Two Bulgarian nationals have been sentenced in U.S. District Court in the District of Columbia for their roles as money launderers for a transnational criminal group based in Eastern Europe, announced Assistant Attorney General Lanny A. Breuer of the Criminal Division.
Ivaylo Vasilev Pletnyov, 39, of Svishtov, Bulgaria, was sentenced yesterday to four years in prison by U.S. District Court Judge Paul L. Friedman for conspiracy to commit money laundering. Pletnyov was also sentenced to three years of supervised release following his prison term and was ordered to pay $306,502 in restitution. Pletnyov pleaded guilty on Jan. 15, 2009.
Nikolay Georgiev Minchev, 45, of Sofia, Bulgaria, was sentenced yesterday to 30 months in prison for conspiracy to commit wire fraud. Minchev was also sentenced to three years of supervised release following his prison term and was ordered to pay $270,444 in restitution. Minchev pleaded guilty on Sept. 21, 2008.

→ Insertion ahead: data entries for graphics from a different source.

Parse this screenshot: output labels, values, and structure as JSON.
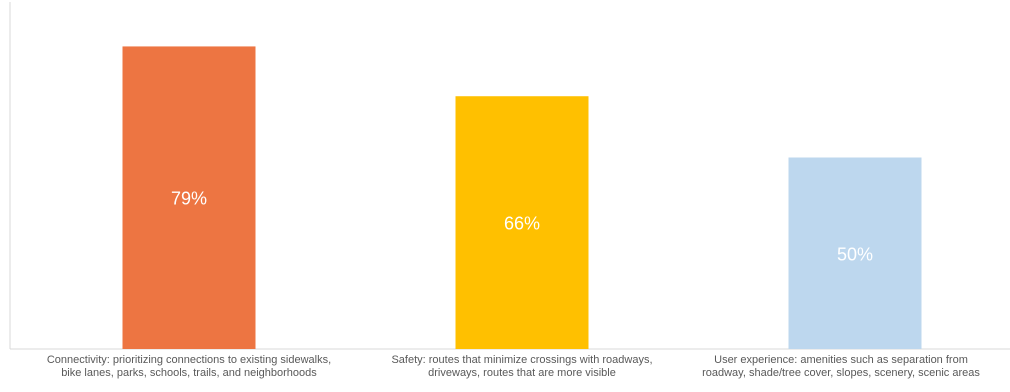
{
  "chart_data": {
    "type": "bar",
    "title": "",
    "xlabel": "",
    "ylabel": "",
    "ylim": [
      0,
      100
    ],
    "grid": false,
    "legend": "none",
    "categories": [
      [
        "Connectivity: prioritizing connections to existing sidewalks,",
        "bike lanes, parks, schools, trails, and neighborhoods"
      ],
      [
        "Safety: routes that minimize crossings with roadways,",
        "driveways, routes that are more visible"
      ],
      [
        "User experience: amenities such as separation from",
        "roadway, shade/tree cover, slopes, scenery, scenic areas"
      ]
    ],
    "values": [
      79,
      66,
      50
    ],
    "data_labels": [
      "79%",
      "66%",
      "50%"
    ],
    "colors": [
      "#ED7542",
      "#FFC000",
      "#BDD7EE"
    ],
    "label_color": "#ffffff",
    "axis_color": "#d9d9d9"
  }
}
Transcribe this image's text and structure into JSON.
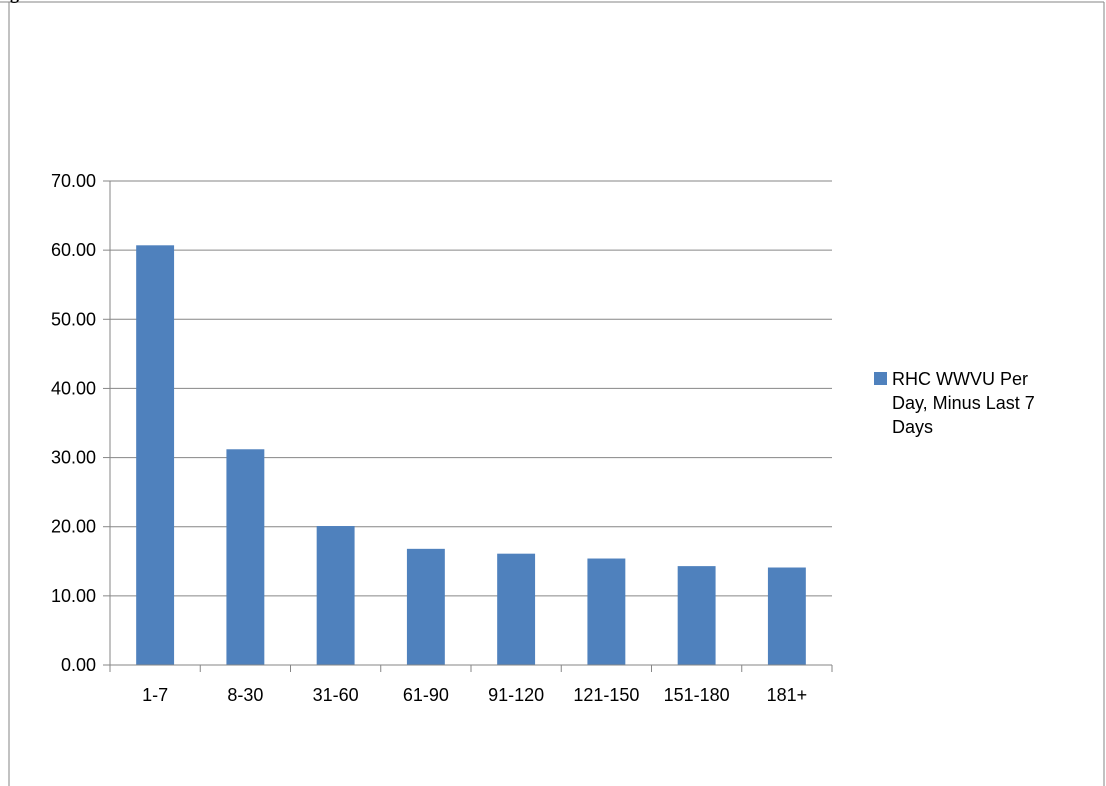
{
  "page": {
    "top_fragment_text": "g"
  },
  "colors": {
    "bar": "#4f81bd",
    "gridline": "#868686",
    "axis": "#868686",
    "frame": "#868686",
    "text": "#000000"
  },
  "chart_data": {
    "type": "bar",
    "title": "",
    "xlabel": "",
    "ylabel": "",
    "categories": [
      "1-7",
      "8-30",
      "31-60",
      "61-90",
      "91-120",
      "121-150",
      "151-180",
      "181+"
    ],
    "series": [
      {
        "name": "RHC WWVU Per Day, Minus Last 7 Days",
        "legend_lines": [
          "RHC WWVU Per",
          "Day, Minus Last 7",
          "Days"
        ],
        "values": [
          60.7,
          31.2,
          20.1,
          16.8,
          16.1,
          15.4,
          14.3,
          14.1
        ]
      }
    ],
    "ylim": [
      0,
      70
    ],
    "yticks": [
      0,
      10,
      20,
      30,
      40,
      50,
      60,
      70
    ],
    "ytick_labels": [
      "0.00",
      "10.00",
      "20.00",
      "30.00",
      "40.00",
      "50.00",
      "60.00",
      "70.00"
    ],
    "grid": true,
    "legend": "right"
  }
}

According to court documents, from approximately July 2005 through May 2006, Pletnyov and Minchev participated in a scheme to post advertisements on eBay and other web sites, fraudulently offering expensive vehicles and boats for sale that they did not possess. When the U.S. victims expressed interest in the merchandise, they were contacted directly by an e-mail from a purported seller. The victims were then instructed to wire transfer payments through "eBay Secure Traders"—an entity which has no actual affiliation to eBay but was used as a ruse to persuade the victims that they were sending money into a secure escrow account pending delivery and inspection of their purchases. Instead, the victims’ funds were wired directly into bank accounts in Hungary, Slovakia, the Czech Republic and Greece that were controlled by Pletnyov, Minchev and their co-conspirators. According to court documents, in less than one year, the criminal conspiracy netted more than $1.2 million from U.S. victims.
Pletnyov and Minchev were originally charged on Jan. 9, 2008, along with four additional defendants: Roman Teodor, Georgi Vasilev Pletnyov, Georgi Boychev Georgiev and Antoaneta Angelova Getova. The United States continues to work with foreign counterparts in Romania and Poland regarding the remaining defendants. An indictment is merely an accusation and the defendants are presumed innocent until and unless proven guilty at trial beyond a reasonable doubt.
This investigation was conducted by the FBI – Hungarian National Bureau of Investigation (HNBI) Organized Crime Task Force located in Budapest, Hungary (Budapest Task Force). The Budapest Task Force was established by the FBI in April 2000 in an effort to address the increasing threat of Eurasian organized crime groups to the United States. Its objective was to develop cooperation with law enforcement in Central/Eastern Europe, and to identify transnational cases with a nexus to the United States.
The case is being prosecuted by Trial Attorney Lisa Page of the Criminal Division’s Organized Crime and Racketeering Section. The Criminal Division’s Office of International Affairs provided significant assistance on this case.